How to set a weighted least-squares in r for heteroscedastic data?

Question 1

To answer your question, Lucas, I think you want weights=(1/population). R parameterizes the weights as inversely proportional to the variances, so specifying the weights this way amounts to assuming that the variance of the error term is proportional to the population of the city, which is a common assumption in this setting.

But check the assumption! If the variance of the error term is indeed proportional to the population size, then if you divide each residual by the square root of its corresponding sample size, the residuals should have constant variance. Remember, dividing a random variable by a constant results in the variance being divided by the square of that constant.

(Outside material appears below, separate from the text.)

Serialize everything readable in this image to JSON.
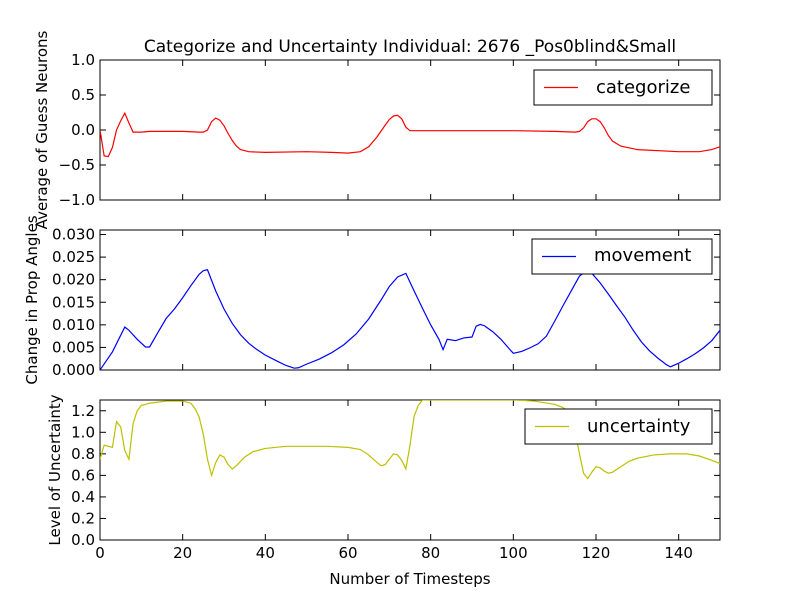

Here's how you can check this: Obtain residuals from the regression by

residuals = lm(..., weights = 1/population)$residuals

Then divide the residuals by the square roots of the population variances:

standardized_residuals = residuals/sqrt(population)

Then compare the sample variance among the residuals corresponding to the bottom half of population sizes:

variance1 = var(standardized_residuals[population < median(population)])

to the sample variance among the residuals corresponding to the upper half of population sizes:

variance2 = var(standardized_residuals[population > median(population)])

If these two numbers, variance1 and variance2 are similar, then you're doing something right. If they are drastically different, then maybe your assumption is violated.

Question 2

From ?lm: "weights: an optional vector of weights to be used in the fitting process. Should be NULL or a numeric vector. If non-NULL, weighted least squares is used with weights weights (that is, minimizing sum(w*e^2)); otherwise ordinary least squares is used." R doesn't do any further interpretation of the weights argument.

So, if what you want to minimize is the sum of (the squared distance from each point to the fit line * 1/sqrt(population) then you want ...weights=(1/sqrt(population)). If you want to minimize the sum of (the squared distance from each point to the fit line * 1/population) then you want ...weights=1/population.

As to which of those is most appropriate... that's a question for CrossValidated!